18 pages • 36 minutes read
Andrew MarvellA modern alternative to SparkNotes and CliffsNotes, SuperSummary offers high-quality Study Guides with detailed chapter summaries and analysis of major themes, characters, and more.
“To His Coy Mistress” is a carpe diem poem. According to The Princeton Encyclopedia of Poetry and Poetics, it is “the best known example in English” (209) of a carpe diem poem used to persuade a lover. Carpe diem is Latin for "seize the day" and originates in Horace’s Odes. Other poems that use this form advocate for a variety of hedonistic activities (e.g. eat, drink, and be merry). Marvell emulates other carpe diem poets in his themes of fleeting time and the inevitable approach of death.
In each line, Marvell uses iambic tetrameter: eight syllables, or four feet. A metric foot combines an unstressed syllable with a stressed syllable. Many people argue that iambic meters are the closest to common speech because of the alternating stresses, and they produce a song-like cadence. Tetrameter is second only to pentameter (five feet in ten syllables) in its popularity in English poetry. Tetrameter lines take up less than half a standard page, giving printers of Marvell’s poem a large amount of white space with which to horizontally play.

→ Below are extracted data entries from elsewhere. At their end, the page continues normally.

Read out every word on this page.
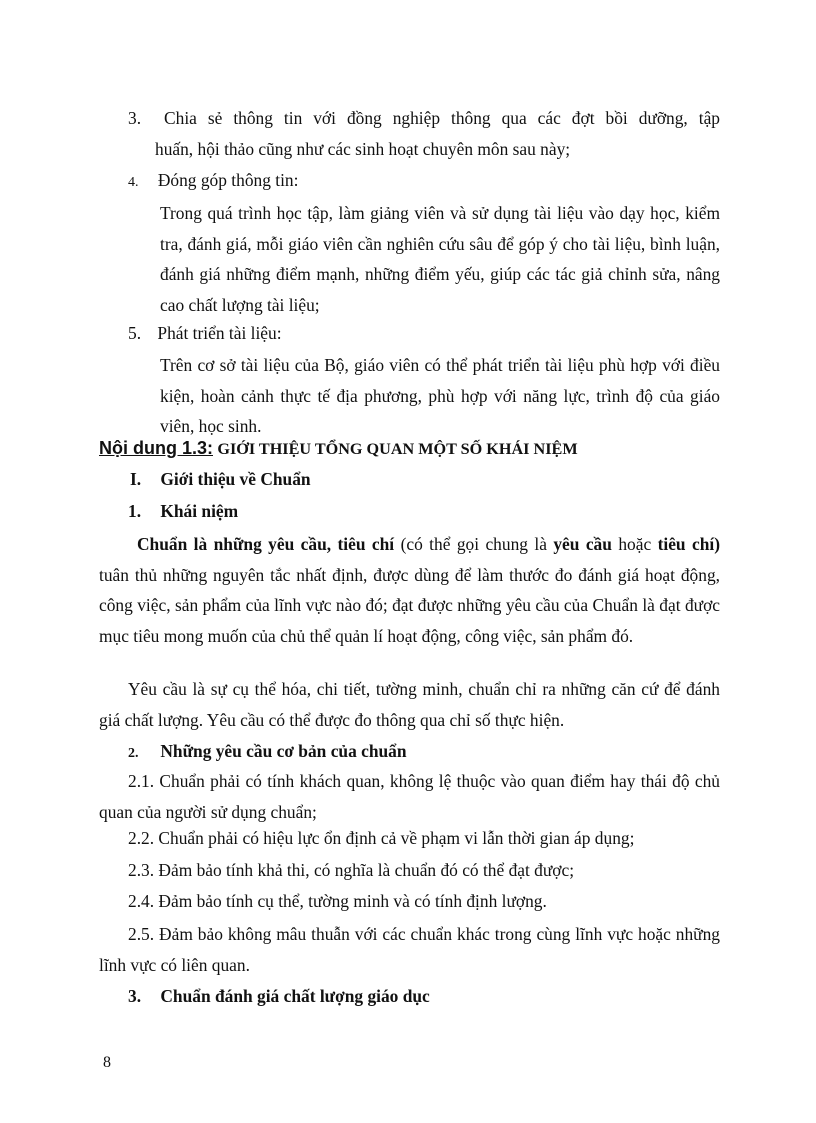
3. Chia sẻ thông tin với đồng nghiệp thông qua các đợt bồi dưỡng, tập
huấn, hội thảo cũng như các sinh hoạt chuyên môn sau này;
4. Đóng góp thông tin:
Trong quá trình học tập, làm giảng viên và sử dụng tài liệu vào dạy học, kiểm tra, đánh giá, mỗi giáo viên cần nghiên cứu sâu để góp ý cho tài liệu, bình luận, đánh giá những điểm mạnh, những điểm yếu, giúp các tác giả chỉnh sửa, nâng cao chất lượng tài liệu;
5. Phát triển tài liệu:
Trên cơ sở tài liệu của Bộ, giáo viên có thể phát triển tài liệu phù hợp với điều kiện, hoàn cảnh thực tế địa phương, phù hợp với năng lực, trình độ của giáo viên, học sinh.
Nội dung 1.3: GIỚI THIỆU TỔNG QUAN MỘT SỐ KHÁI NIỆM
I. Giới thiệu về Chuẩn
1. Khái niệm
Chuẩn là những yêu cầu, tiêu chí (có thể gọi chung là yêu cầu hoặc tiêu chí) tuân thủ những nguyên tắc nhất định, được dùng để làm thước đo đánh giá hoạt động, công việc, sản phẩm của lĩnh vực nào đó; đạt được những yêu cầu của Chuẩn là đạt được mục tiêu mong muốn của chủ thể quản lí hoạt động, công việc, sản phẩm đó.
Yêu cầu là sự cụ thể hóa, chi tiết, tường minh, chuẩn chỉ ra những căn cứ để đánh giá chất lượng. Yêu cầu có thể được đo thông qua chỉ số thực hiện.
2. Những yêu cầu cơ bản của chuẩn
2.1. Chuẩn phải có tính khách quan, không lệ thuộc vào quan điểm hay thái độ chủ quan của người sử dụng chuẩn;
2.2. Chuẩn phải có hiệu lực ổn định cả về phạm vi lẫn thời gian áp dụng;
2.3. Đảm bảo tính khả thi, có nghĩa là chuẩn đó có thể đạt được;
2.4. Đảm bảo tính cụ thể, tường minh và có tính định lượng.
2.5. Đảm bảo không mâu thuẫn với các chuẩn khác trong cùng lĩnh vực hoặc những lĩnh vực có liên quan.
3. Chuẩn đánh giá chất lượng giáo dục
8
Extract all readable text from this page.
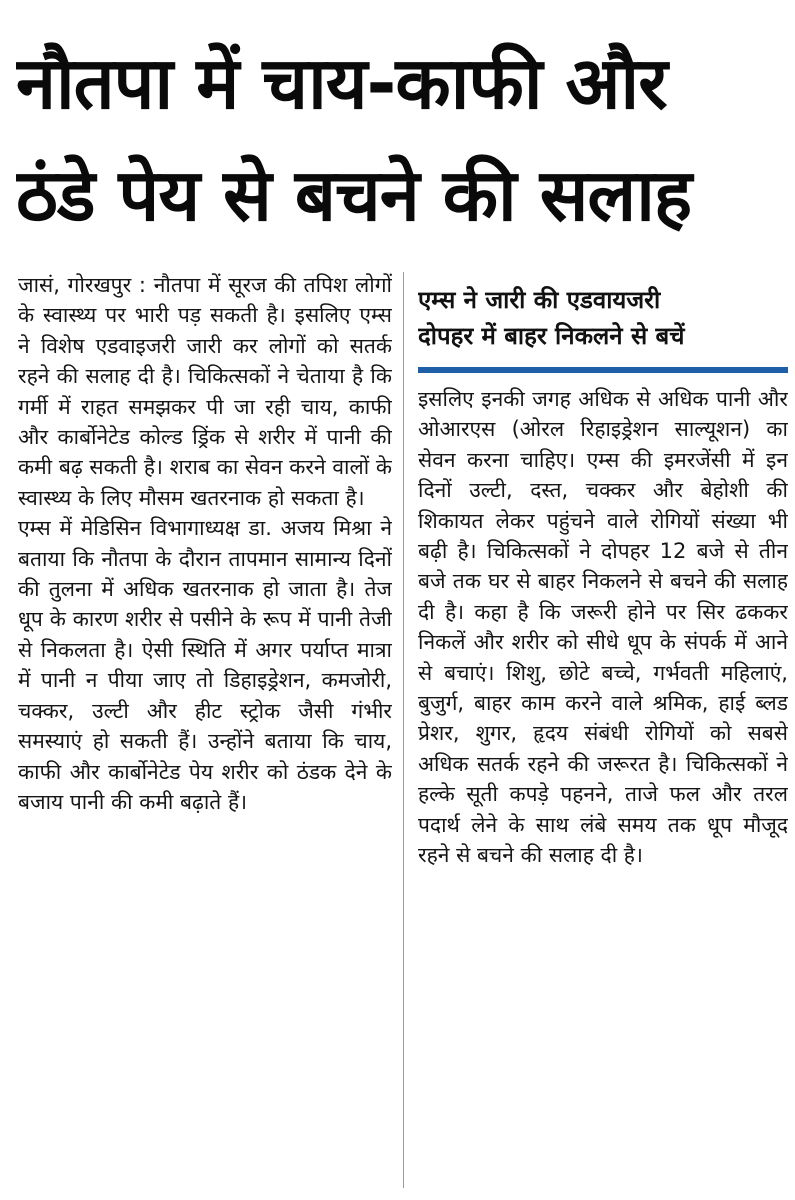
नौतपा में चाय-काफी और
ठंडे पेय से बचने की सलाह

जासं, गोरखपुर : नौतपा में सूरज की तपिश लोगों के स्वास्थ्य पर भारी पड़ सकती है। इसलिए एम्स ने विशेष एडवाइजरी जारी कर लोगों को सतर्क रहने की सलाह दी है। चिकित्सकों ने चेताया है कि गर्मी में राहत समझकर पी जा रही चाय, काफी और कार्बोनेटेड कोल्ड ड्रिंक से शरीर में पानी की कमी बढ़ सकती है। शराब का सेवन करने वालों के स्वास्थ्य के लिए मौसम खतरनाक हो सकता है।

एम्स में मेडिसिन विभागाध्यक्ष डा. अजय मिश्रा ने बताया कि नौतपा के दौरान तापमान सामान्य दिनों की तुलना में अधिक खतरनाक हो जाता है। तेज धूप के कारण शरीर से पसीने के रूप में पानी तेजी से निकलता है। ऐसी स्थिति में अगर पर्याप्त मात्रा में पानी न पीया जाए तो डिहाइड्रेशन, कमजोरी, चक्कर, उल्टी और हीट स्ट्रोक जैसी गंभीर समस्याएं हो सकती हैं। उन्होंने बताया कि चाय, काफी और कार्बोनेटेड पेय शरीर को ठंडक देने के बजाय पानी की कमी बढ़ाते हैं।

एम्स ने जारी की एडवायजरी
दोपहर में बाहर निकलने से बचें

इसलिए इनकी जगह अधिक से अधिक पानी और ओआरएस (ओरल रिहाइड्रेशन साल्यूशन) का सेवन करना चाहिए। एम्स की इमरजेंसी में इन दिनों उल्टी, दस्त, चक्कर और बेहोशी की शिकायत लेकर पहुंचने वाले रोगियों संख्या भी बढ़ी है। चिकित्सकों ने दोपहर 12 बजे से तीन बजे तक घर से बाहर निकलने से बचने की सलाह दी है। कहा है कि जरूरी होने पर सिर ढककर निकलें और शरीर को सीधे धूप के संपर्क में आने से बचाएं। शिशु, छोटे बच्चे, गर्भवती महिलाएं, बुजुर्ग, बाहर काम करने वाले श्रमिक, हाई ब्लड प्रेशर, शुगर, हृदय संबंधी रोगियों को सबसे अधिक सतर्क रहने की जरूरत है। चिकित्सकों ने हल्के सूती कपड़े पहनने, ताजे फल और तरल पदार्थ लेने के साथ लंबे समय तक धूप मौजूद रहने से बचने की सलाह दी है।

Marvell does not follow any formal guidelines for the number of lines or indented breaks in this poem. The number of tetrameter lines, 46, makes “To His Coy Mistress” longer than a standard modern book page, but the poem would probably fit on a 17th century folio page (or a modern broadsheet, letter, or legal-sized page), which has more vertical space.
Marvell uses a form of logical argumentation called a syllogism: two premises that form a conclusion. His first premise consists of a hypothetical situation of what would occur if time and geography were no object; here, in this imaginary space, coyness is not “a crime” (Line 2) or a problem. The second premise is that time and death are, in fact, coming for us all, which makes coyness criminal. Marvell’s conclusion asserts that the lady not being coy but rather acting upon her passions will defeat time.
This two-element form is further complicated by its structure as an argument by negation. Argument by negation involves establishing the conditions required for a conclusion (that time doesn’t exist), proving that condition is false (time does exist), and using that to demonstrate that the conclusion is false (coyness is criminal). Argument by negation is an example of circuitous reasoning--logic that moves around a conclusion rather than directly to it. This kind of intellectual argumentation distinguishes the genre of metaphysical poetry from less heady, complex genres.
“To His Coy Mistress” contains a catalogue, or list, of the beloved’s physical features. This draws from a medieval literary device called a blazon (or blason) that came back into vogue during the English Renaissance. Some examples of English blazon poetry that Marvell would have had access to were Thomas Campion’s 1601 poem “There is a Garden in her Face” and Shakespeare’s Sonnet 130, published in 1609. Traditionally, blazon poetry makes comparisons between female features and objects (e.g. her cheeks are like roses) and, at its most intricate, the list includes a large number of features (e.g. forehead, eyes, nose, cheeks, lips, chin, etc.).
However, Marvell, rather than comparing his lady’s “eyes” and “forehead” (Line 14) to objects, lists the features in terms of how long he would spend praising them. Eyes and forehead would get “a hundred years” (Line 13), if there were but “world enough, and time” (Line 1). Shakespeare turned the convention on its head by describing a lady with a dark complexion (his famous dark lady) in Sonnet 130, but Marvell takes his version a step further—his lines could universally be applied to a woman of any complexion because they are focused on time rather than color-based comparisons.